Decker reached into his gym bag on the floor. He removed his notebook and plopped it on the desk. “But you are a naturalized citizen, are you not?” He opened the notebook casually, revealing the sketch he had made of the PC wallpaper.
“I was during Vietnam and Watergate as well,” Hassan said. “And when you lied to us about WMDs in Iraq.” He looked down at the notebook on his desk. Decker noticed his eyes grow wide. “There is a higher calling associated with being an American than just towing the party line, Agent Decker. Wasn’t that the lesson of McCarthy? It may be considered old-fashioned, even sentimental these days, but I still believe in personal rights and freedoms.” He craned his neck to get a better look at the drawing from the jukebox dealer. “So did the Founding Fathers. I wonder how they’d fare today in our political environment. Patriot’s Act indeed! I’m sure they would have had their phones tapped by the current administration, and… where did you get these drawings?” he inquired.
“I’m sorry, but I can’t tell you that.”
Hassan scowled. “I’m a busy man, Agent Decker. In fact, I’m late for a meeting as it is.” He stood, brushed the wrinkles from his suit, and started toward the door. A few students still lingered in the hallway.
Decker turned his notebook so that it faced Hassan. “I’m curious. What did you feel exactly when the towers fell?” he asked. The professor stopped in his tracks. “Did you know anyone who died there? Did you lose a friend, a loved one?” Decker pointed at the sketches before him. “My partner died helping me get these illustrations. I came here to ask you for your help in interpreting them. All of the official channels, our so-called Islamic experts and intelligence resources, have drawn a blank. Professor Hassan, like it or not, you’re my only hope. I believe there may be other lives at stake here.”

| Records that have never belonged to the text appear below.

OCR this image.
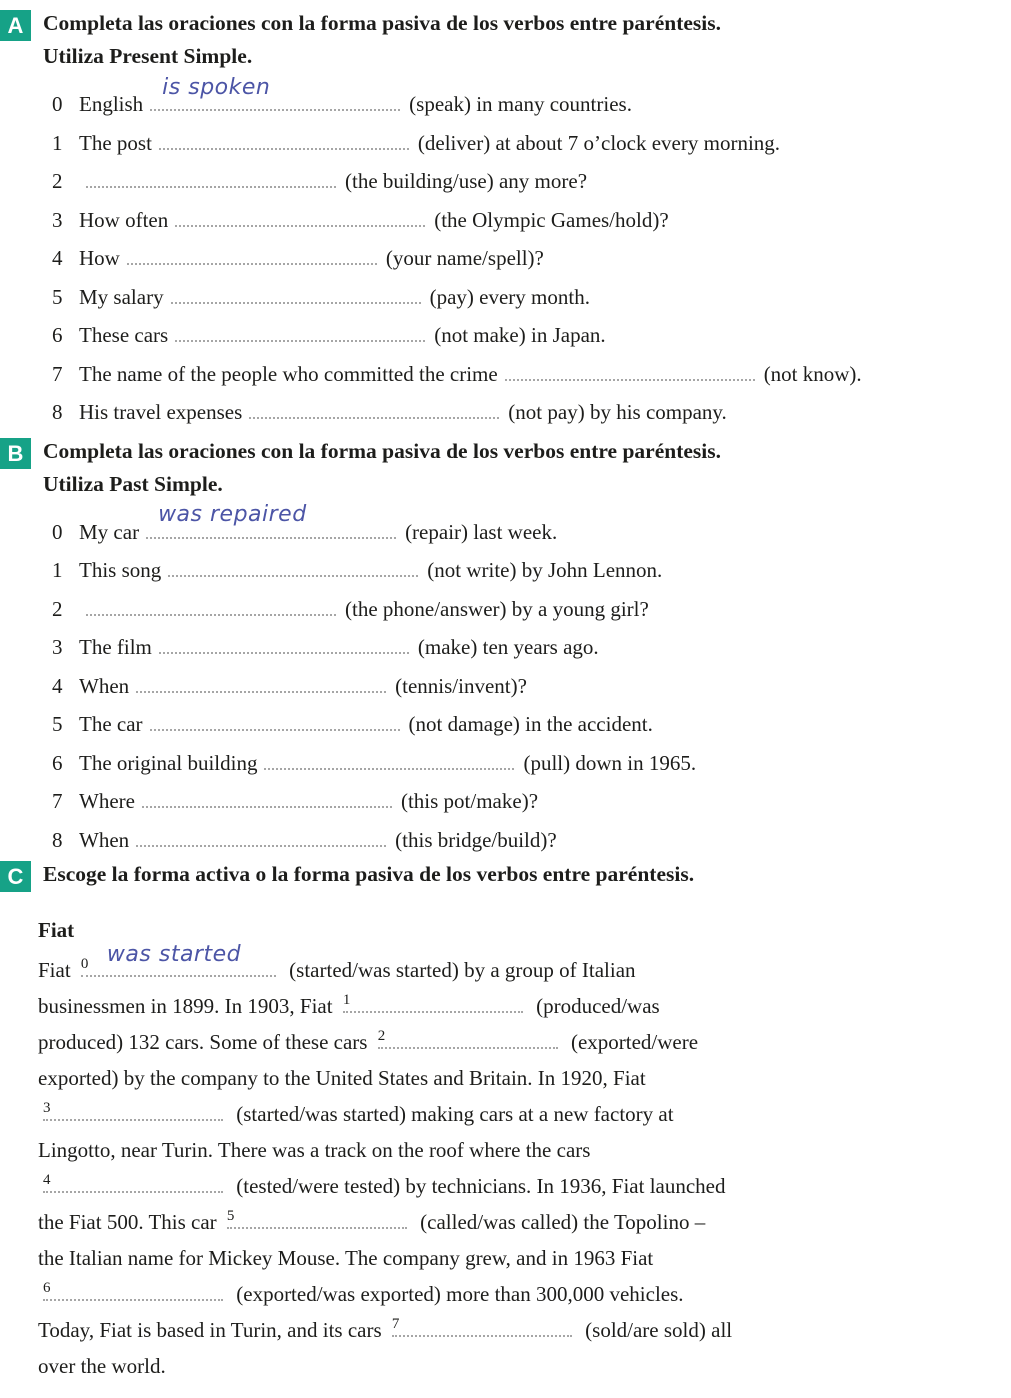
A Completa las oraciones con la forma pasiva de los verbos entre paréntesis.
Utiliza Present Simple.
0 English
is spoken
(speak) in many countries.
1 The post	(deliver) at about 7 o’clock every morning.
2	(the building/use) any more?
3 How often	(the Olympic Games/hold)?
4 How	(your name/spell)?
5 My salary	(pay) every month.
6 These cars	(not make) in Japan.
7 The name of the people who committed the crime	(not know).
8 His travel expenses	(not pay) by his company.
B Completa las oraciones con la forma pasiva de los verbos entre paréntesis.
Utiliza Past Simple.
0 My car
was repaired
(repair) last week.
1 This song	(not write) by John Lennon.
2	(the phone/answer) by a young girl?
3 The film	(make) ten years ago.
4 When	(tennis/invent)?
5 The car	(not damage) in the accident.
6 The original building	(pull) down in 1965.
7 Where	(this pot/make)?
8 When	(this bridge/build)?
C Escoge la forma activa o la forma pasiva de los verbos entre paréntesis.
Fiat
Fiat 0 was started
(started/was started) by a group of Italian
businessmen in 1899. In 1903, Fiat 1	(produced/was
produced) 132 cars. Some of these cars 2	(exported/were
exported) by the company to the United States and Britain. In 1920, Fiat
3	(started/was started) making cars at a new factory at
Lingotto, near Turin. There was a track on the roof where the cars
4	(tested/were tested) by technicians. In 1936, Fiat launched
the Fiat 500. This car 5	(called/was called) the Topolino –
the Italian name for Mickey Mouse. The company grew, and in 1963 Fiat
6	(exported/was exported) more than 300,000 vehicles.
Today, Fiat is based in Turin, and its cars 7	(sold/are sold) all
over the world.
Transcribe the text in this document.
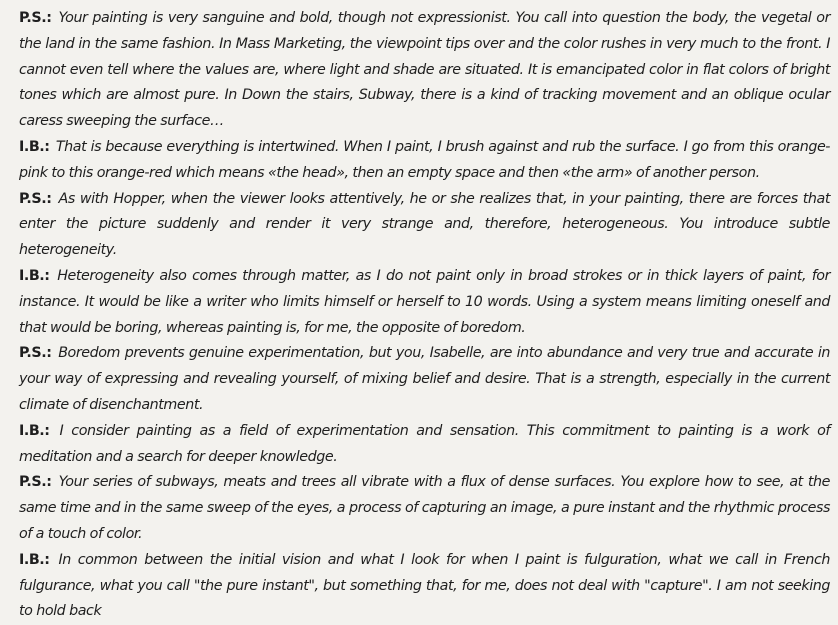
P.S.: Your painting is very sanguine and bold, though not expressionist. You call into question the body, the vegetal or the land in the same fashion. In Mass Marketing, the viewpoint tips over and the color rushes in very much to the front. I cannot even tell where the values are, where light and shade are situated. It is emancipated color in flat colors of bright tones which are almost pure. In Down the stairs, Subway, there is a kind of tracking movement and an oblique ocular caress sweeping the surface…

I.B.: That is because everything is intertwined. When I paint, I brush against and rub the surface. I go from this orange-pink to this orange-red which means «the head», then an empty space and then «the arm» of another person.

P.S.: As with Hopper, when the viewer looks attentively, he or she realizes that, in your painting, there are forces that enter the picture suddenly and render it very strange and, therefore, heterogeneous. You introduce subtle heterogeneity.

I.B.: Heterogeneity also comes through matter, as I do not paint only in broad strokes or in thick layers of paint, for instance. It would be like a writer who limits himself or herself to 10 words. Using a system means limiting oneself and that would be boring, whereas painting is, for me, the opposite of boredom.

P.S.: Boredom prevents genuine experimentation, but you, Isabelle, are into abundance and very true and accurate in your way of expressing and revealing yourself, of mixing belief and desire. That is a strength, especially in the current climate of disenchantment.

I.B.: I consider painting as a field of experimentation and sensation. This commitment to painting is a work of meditation and a search for deeper knowledge.

P.S.: Your series of subways, meats and trees all vibrate with a flux of dense surfaces. You explore how to see, at the same time and in the same sweep of the eyes, a process of capturing an image, a pure instant and the rhythmic process of a touch of color.

I.B.: In common between the initial vision and what I look for when I paint is fulguration, what we call in French fulgurance, what you call "the pure instant", but something that, for me, does not deal with "capture". I am not seeking to hold back
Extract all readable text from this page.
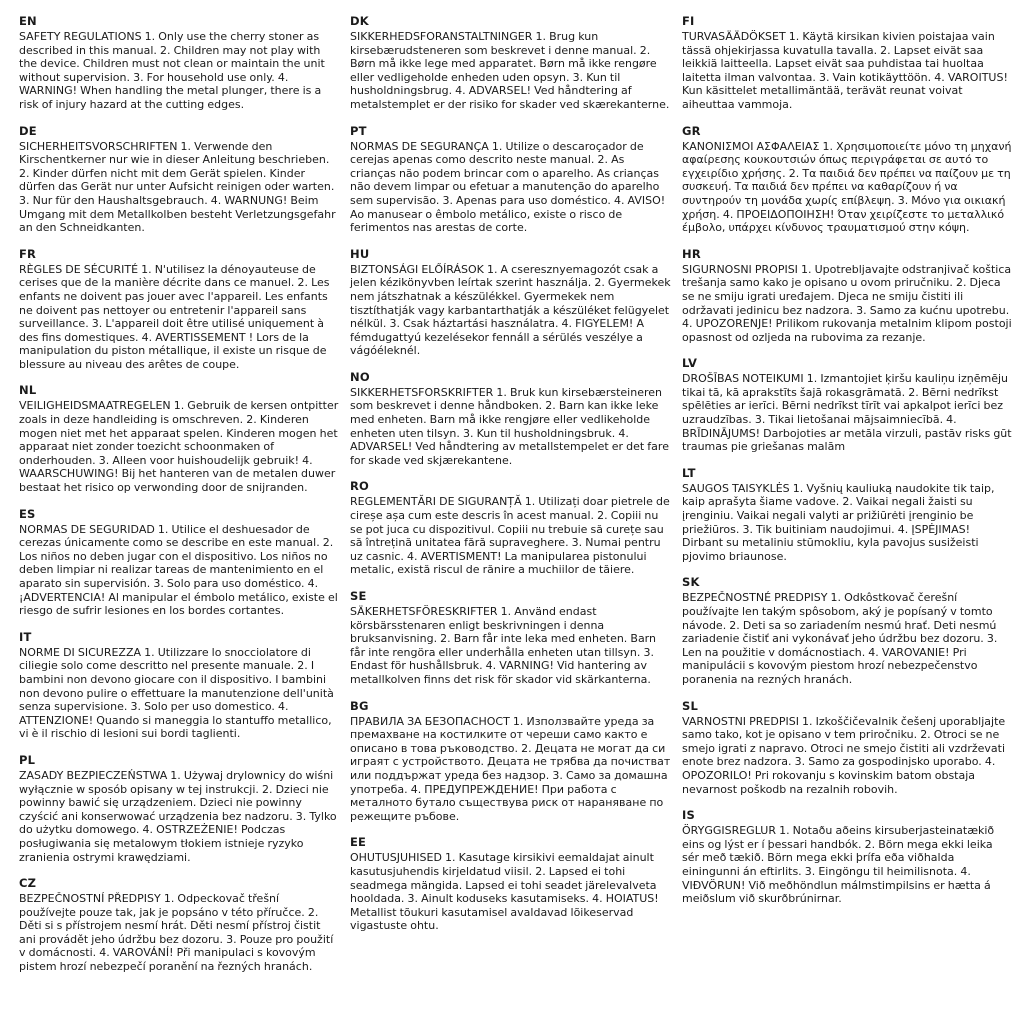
EN

SAFETY REGULATIONS 1. Only use the cherry stoner as described in this manual. 2. Children may not play with the device. Children must not clean or maintain the unit without supervision. 3. For household use only. 4. WARNING! When handling the metal plunger, there is a risk of injury hazard at the cutting edges.

DE

SICHERHEITSVORSCHRIFTEN 1. Verwende den Kirschentkerner nur wie in dieser Anleitung beschrieben. 2. Kinder dürfen nicht mit dem Gerät spielen. Kinder dürfen das Gerät nur unter Aufsicht reinigen oder warten. 3. Nur für den Haushaltsgebrauch. 4. WARNUNG! Beim Umgang mit dem Metallkolben besteht Verletzungsgefahr an den Schneidkanten.

FR

RÈGLES DE SÉCURITÉ 1. N'utilisez la dénoyauteuse de cerises que de la manière décrite dans ce manuel. 2. Les enfants ne doivent pas jouer avec l'appareil. Les enfants ne doivent pas nettoyer ou entretenir l'appareil sans surveillance. 3. L'appareil doit être utilisé uniquement à des fins domestiques. 4. AVERTISSEMENT ! Lors de la manipulation du piston métallique, il existe un risque de blessure au niveau des arêtes de coupe.

NL

VEILIGHEIDSMAATREGELEN 1. Gebruik de kersen ontpitter zoals in deze handleiding is omschreven. 2. Kinderen mogen niet met het apparaat spelen. Kinderen mogen het apparaat niet zonder toezicht schoonmaken of onderhouden. 3. Alleen voor huishoudelijk gebruik! 4. WAARSCHUWING! Bij het hanteren van de metalen duwer bestaat het risico op verwonding door de snijranden.

ES

NORMAS DE SEGURIDAD 1. Utilice el deshuesador de cerezas únicamente como se describe en este manual. 2. Los niños no deben jugar con el dispositivo. Los niños no deben limpiar ni realizar tareas de mantenimiento en el aparato sin supervisión. 3. Solo para uso doméstico. 4. ¡ADVERTENCIA! Al manipular el émbolo metálico, existe el riesgo de sufrir lesiones en los bordes cortantes.

IT

NORME DI SICUREZZA 1. Utilizzare lo snocciolatore di ciliegie solo come descritto nel presente manuale. 2. I bambini non devono giocare con il dispositivo. I bambini non devono pulire o effettuare la manutenzione dell'unità senza supervisione. 3. Solo per uso domestico. 4. ATTENZIONE! Quando si maneggia lo stantuffo metallico, vi è il rischio di lesioni sui bordi taglienti.

PL

ZASADY BEZPIECZEŃSTWA 1. Używaj drylownicy do wiśni wyłącznie w sposób opisany w tej instrukcji. 2. Dzieci nie powinny bawić się urządzeniem. Dzieci nie powinny czyścić ani konserwować urządzenia bez nadzoru. 3. Tylko do użytku domowego. 4. OSTRZEŻENIE! Podczas posługiwania się metalowym tłokiem istnieje ryzyko zranienia ostrymi krawędziami.

CZ

BEZPEČNOSTNÍ PŘEDPISY 1. Odpeckovač třešní používejte pouze tak, jak je popsáno v této příručce. 2. Děti si s přístrojem nesmí hrát. Děti nesmí přístroj čistit ani provádět jeho údržbu bez dozoru. 3. Pouze pro použití v domácnosti. 4. VAROVÁNÍ! Při manipulaci s kovovým pistem hrozí nebezpečí poranění na řezných hranách.

DK

SIKKERHEDSFORANSTALTNINGER 1. Brug kun kirsebærudsteneren som beskrevet i denne manual. 2. Børn må ikke lege med apparatet. Børn må ikke rengøre eller vedligeholde enheden uden opsyn. 3. Kun til husholdningsbrug. 4. ADVARSEL! Ved håndtering af metalstemplet er der risiko for skader ved skærekanterne.

PT

NORMAS DE SEGURANÇA 1. Utilize o descaroçador de cerejas apenas como descrito neste manual. 2. As crianças não podem brincar com o aparelho. As crianças não devem limpar ou efetuar a manutenção do aparelho sem supervisão. 3. Apenas para uso doméstico. 4. AVISO! Ao manusear o êmbolo metálico, existe o risco de ferimentos nas arestas de corte.

HU

BIZTONSÁGI ELŐÍRÁSOK 1. A cseresznyemagozót csak a jelen kézikönyvben leírtak szerint használja. 2. Gyermekek nem játszhatnak a készülékkel. Gyermekek nem tisztíthatják vagy karbantarthatják a készüléket felügyelet nélkül. 3. Csak háztartási használatra. 4. FIGYELEM! A fémdugattyú kezelésekor fennáll a sérülés veszélye a vágóéleknél.

NO

SIKKERHETSFORSKRIFTER 1. Bruk kun kirsebærsteineren som beskrevet i denne håndboken. 2. Barn kan ikke leke med enheten. Barn må ikke rengjøre eller vedlikeholde enheten uten tilsyn. 3. Kun til husholdningsbruk. 4. ADVARSEL! Ved håndtering av metallstempelet er det fare for skade ved skjærekantene.

RO

REGLEMENTĂRI DE SIGURANȚĂ 1. Utilizați doar pietrele de cireșe așa cum este descris în acest manual. 2. Copiii nu se pot juca cu dispozitivul. Copiii nu trebuie să curețe sau să întrețină unitatea fără supraveghere. 3. Numai pentru uz casnic. 4. AVERTISMENT! La manipularea pistonului metalic, există riscul de rănire a muchiilor de tăiere.

SE

SÄKERHETSFÖRESKRIFTER 1. Använd endast körsbärsstenaren enligt beskrivningen i denna bruksanvisning. 2. Barn får inte leka med enheten. Barn får inte rengöra eller underhålla enheten utan tillsyn. 3. Endast för hushållsbruk. 4. VARNING! Vid hantering av metallkolven finns det risk för skador vid skärkanterna.

BG

ПРАВИЛА ЗА БЕЗОПАСНОСТ 1. Използвайте уреда за премахване на костилките от череши само както е описано в това ръководство. 2. Децата не могат да си играят с устройството. Децата не трябва да почистват или поддържат уреда без надзор. 3. Само за домашна употреба. 4. ПРЕДУПРЕЖДЕНИЕ! При работа с металното бутало съществува риск от нараняване по режещите ръбове.

EE

OHUTUSJUHISED 1. Kasutage kirsikivi eemaldajat ainult kasutusjuhendis kirjeldatud viisil. 2. Lapsed ei tohi seadmega mängida. Lapsed ei tohi seadet järelevalveta hooldada. 3. Ainult koduseks kasutamiseks. 4. HOIATUS! Metallist tõukuri kasutamisel avaldavad lõikeservad vigastuste ohtu.

FI

TURVASÄÄDÖKSET 1. Käytä kirsikan kivien poistajaa vain tässä ohjekirjassa kuvatulla tavalla. 2. Lapset eivät saa leikkiä laitteella. Lapset eivät saa puhdistaa tai huoltaa laitetta ilman valvontaa. 3. Vain kotikäyttöön. 4. VAROITUS! Kun käsittelet metallimäntää, terävät reunat voivat aiheuttaa vammoja.

GR

ΚΑΝΟΝΙΣΜΟΙ ΑΣΦΑΛΕΙΑΣ 1. Χρησιμοποιείτε μόνο τη μηχανή αφαίρεσης κουκουτσιών όπως περιγράφεται σε αυτό το εγχειρίδιο χρήσης. 2. Τα παιδιά δεν πρέπει να παίζουν με τη συσκευή. Τα παιδιά δεν πρέπει να καθαρίζουν ή να συντηρούν τη μονάδα χωρίς επίβλεψη. 3. Μόνο για οικιακή χρήση. 4. ΠΡΟΕΙΔΟΠΟΙΗΣΗ! Όταν χειρίζεστε το μεταλλικό έμβολο, υπάρχει κίνδυνος τραυματισμού στην κόψη.

HR

SIGURNOSNI PROPISI 1. Upotrebljavajte odstranjivač koštica trešanja samo kako je opisano u ovom priručniku. 2. Djeca se ne smiju igrati uređajem. Djeca ne smiju čistiti ili održavati jedinicu bez nadzora. 3. Samo za kućnu upotrebu. 4. UPOZORENJE! Prilikom rukovanja metalnim klipom postoji opasnost od ozljeda na rubovima za rezanje.

LV

DROŠĪBAS NOTEIKUMI 1. Izmantojiet ķiršu kauliņu izņēmēju tikai tā, kā aprakstīts šajā rokasgrāmatā. 2. Bērni nedrīkst spēlēties ar ierīci. Bērni nedrīkst tīrīt vai apkalpot ierīci bez uzraudzības. 3. Tikai lietošanai mājsaimniecībā. 4. BRĪDINĀJUMS! Darbojoties ar metāla virzuli, pastāv risks gūt traumas pie griešanas malām

LT

SAUGOS TAISYKLĖS 1. Vyšnių kauliuką naudokite tik taip, kaip aprašyta šiame vadove. 2. Vaikai negali žaisti su įrenginiu. Vaikai negali valyti ar prižiūrėti įrenginio be priežiūros. 3. Tik buitiniam naudojimui. 4. ĮSPĖJIMAS! Dirbant su metaliniu stūmokliu, kyla pavojus susižeisti pjovimo briaunose.

SK

BEZPEČNOSTNÉ PREDPISY 1. Odkôstkovač čerešní používajte len takým spôsobom, aký je popísaný v tomto návode. 2. Deti sa so zariadením nesmú hrať. Deti nesmú zariadenie čistiť ani vykonávať jeho údržbu bez dozoru. 3. Len na použitie v domácnostiach. 4. VAROVANIE! Pri manipulácii s kovovým piestom hrozí nebezpečenstvo poranenia na rezných hranách.

SL

VARNOSTNI PREDPISI 1. Izkoščičevalnik češenj uporabljajte samo tako, kot je opisano v tem priročniku. 2. Otroci se ne smejo igrati z napravo. Otroci ne smejo čistiti ali vzdrževati enote brez nadzora. 3. Samo za gospodinjsko uporabo. 4. OPOZORILO! Pri rokovanju s kovinskim batom obstaja nevarnost poškodb na rezalnih robovih.

IS

ÖRYGGISREGLUR 1. Notaðu aðeins kirsuberjasteinatækið eins og lýst er í þessari handbók. 2. Börn mega ekki leika sér með tækið. Börn mega ekki þrífa eða viðhalda einingunni án eftirlits. 3. Eingöngu til heimilisnota. 4. VIÐVÖRUN! Við meðhöndlun málmstimpilsins er hætta á meiðslum við skurðbrúnirnar.
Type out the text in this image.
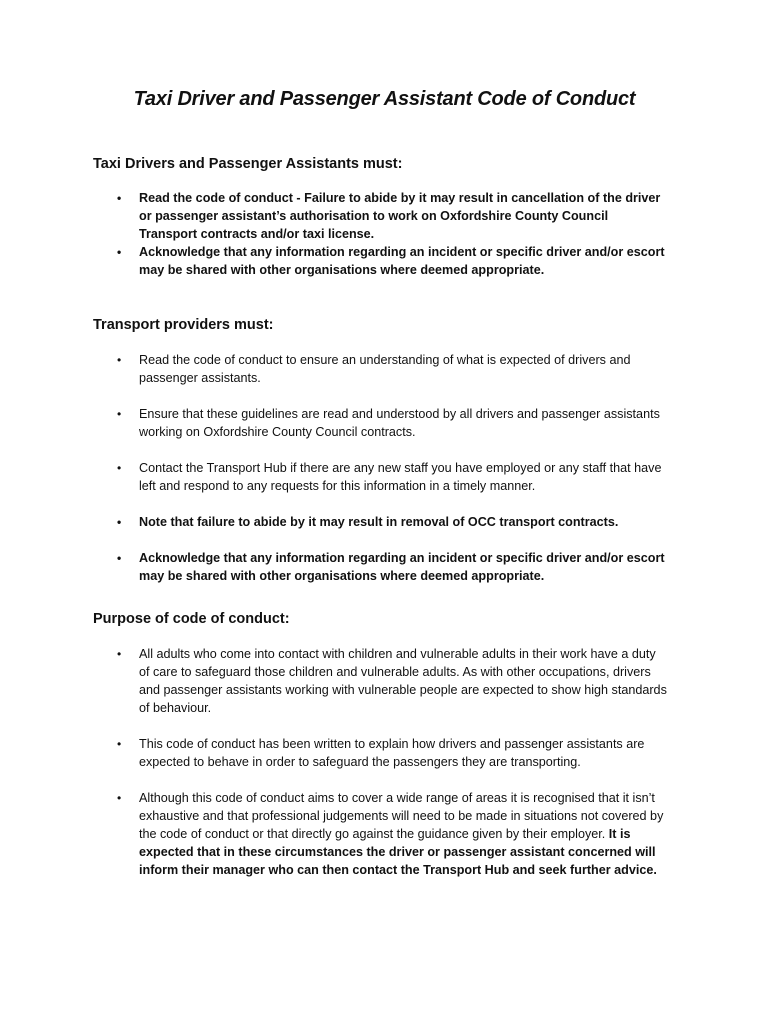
Taxi Driver and Passenger Assistant Code of Conduct
Taxi Drivers and Passenger Assistants must:
• Read the code of conduct - Failure to abide by it may result in cancellation of the driver or passenger assistant’s authorisation to work on Oxfordshire County Council Transport contracts and/or taxi license.
• Acknowledge that any information regarding an incident or specific driver and/or escort may be shared with other organisations where deemed appropriate.
Transport providers must:
• Read the code of conduct to ensure an understanding of what is expected of drivers and passenger assistants.
• Ensure that these guidelines are read and understood by all drivers and passenger assistants working on Oxfordshire County Council contracts.
• Contact the Transport Hub if there are any new staff you have employed or any staff that have left and respond to any requests for this information in a timely manner.
• Note that failure to abide by it may result in removal of OCC transport contracts.
• Acknowledge that any information regarding an incident or specific driver and/or escort may be shared with other organisations where deemed appropriate.
Purpose of code of conduct:
• All adults who come into contact with children and vulnerable adults in their work have a duty of care to safeguard those children and vulnerable adults. As with other occupations, drivers and passenger assistants working with vulnerable people are expected to show high standards of behaviour.
• This code of conduct has been written to explain how drivers and passenger assistants are expected to behave in order to safeguard the passengers they are transporting.
• Although this code of conduct aims to cover a wide range of areas it is recognised that it isn’t exhaustive and that professional judgements will need to be made in situations not covered by the code of conduct or that directly go against the guidance given by their employer. It is expected that in these circumstances the driver or passenger assistant concerned will inform their manager who can then contact the Transport Hub and seek further advice.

Hassan leaned forward, resting his fists on the surface of the desk. “Shall I tell you what Nine Eleven reminds me of, Agent Decker? I have a son. His name is Malik. He was on his way to school one day, not long after… the tragedy. Anyway, he was riding the subway and the train stopped and this gang of teenagers got on — white kids — and they saw him standing in the back. They began to make fun of him, to call him names. They said he looked like an Arab; that he was probably from Afghanistan, a member of the Taliban; that he and his kind were responsible for what had happened to the World Trade Towers; that he had no business being in America. The boys began to egg each other on. ‘If you hate America so much,’ one of them said as he approached Malik, ‘why don’t you just leave?’ He said this to my son, who was born in St. Vincent’s Hospital in the Village, mind you. And someone else said, ‘He deserves to suffer, just like those people in the towers suffered.’ That’s exactly what he said. And then a third one added, and this is the best of all, ‘This is what it feels like, towel head, when you know you’re about to die, and there ain’t nothin’ you can do about it, except watch.’” Hassan shook his head. “He was only twelve,” he added. “Twelve! They kicked him over and over again, until he lost consciousness. He would have probably died there too if a stranger hadn’t come along and scared the boys away. So why, exactly, should I help you?”